Safe Browsing
End users can browse every site, performing their work and personal tasks using their preferred browser without security risks to their personal or corporate assets with no interruptions or disruptions. Seraphic provides users with a safe browsing experience both on and off-premise.
Seraphic provides continuous protection against many attack types:
Exploits, Phishing, MitM, XSS, CSRF, Clickjacking and more …
Bring Your Own Device (BYOD)
Modern workforce is working from multiple locations, using multiple devices (utilizing the fact that many of the business services are accessible remotely). In some cases, they may use their own, personal devices – desktops, laptops, or mobiles.
Seraphic seamlessly enforces your company’s granular policy on any unmanaged device in your network without impact on productivity.
Organizational Applications Access
Today, much of your employees’ work is being performed in the browser, whether the application sits in the cloud or in the private data center. These applications allow business continuity, and they allow users to perform their work. These applications also store sensitive corporate data. To ensure the data is not exposed, and there is no risk to business continuity – Seraphic provides protection for these applications on access and throughout the session.
Technical Details
- On access – Seraphic ensures that the user is authenticated successfully, ensures device posture and that the browser is protected with Seraphic.
- Seraphic is added as an additional step in the authorization process inside the identity provider or in the (supporting) SaaS application itself.
- During the session – Seraphic performs ongoing control, allowing users to only perform the actions they should have access to. In addition, Seraphic has a full audit trail of user actions for ongoing monitoring.

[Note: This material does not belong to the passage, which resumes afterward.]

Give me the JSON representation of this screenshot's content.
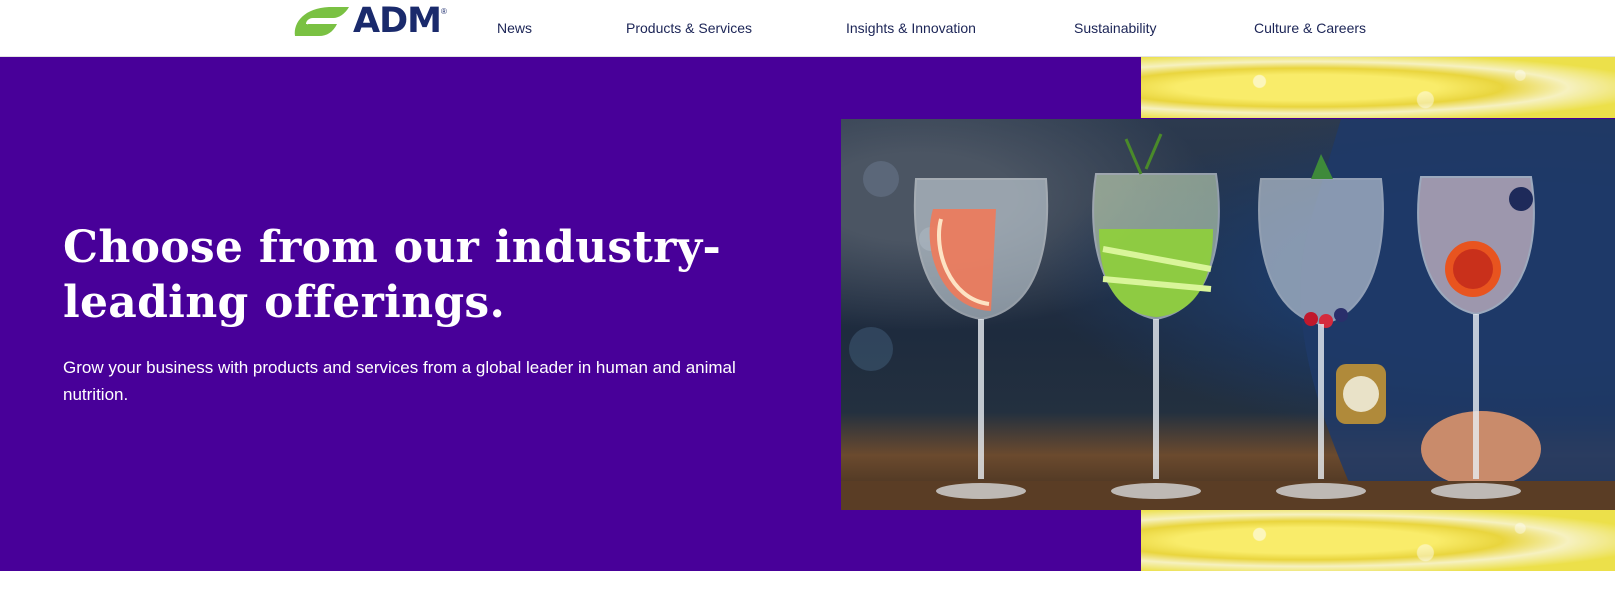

- Seraphic also enforces policy controls such as DLP to ensure no sensitive data leaks to unauthorized entities.
- Seraphic can also enforce additional approval (2FA) before performing high-risk actions
- Deployment Vector
- Extension
- Full Proxy injecting Seraphic into sessions
Zero Trust
Continuous policy enforcement on all sessions of managed and unmanaged users controlling all aspects of security and governance.
Technical Details
- User Specific grained policy
- Seraphic provides continuous protection against many attack types:
- Exploits
- Phishing
- MitM
- XSS
- CSRF
- Clickjacking
- Etc.
- Client Side DLP Capabilities
- Providing 0/N-day exploitation prevention
- Seraphic provides continuous protection against many attack types:
- Enforce the use of Seraphic when connecting to corporate assets
End-of-life/support
There are still applications that are not compatible with modern browsers. These applications require the use of older, legacy browsers that are no longer maintained by their creators, hence every vulnerability found on these browsers will expose all users indefinitely (as there will be no patches or security updates). Seraphic solves this problem.
Technical Details
- Seraphic stops all exploits, turning new and existing vulnerabilities ineffective, allowing the organization to extend its use in an existing browser without the need to invest substantial resources in making changes to its applications.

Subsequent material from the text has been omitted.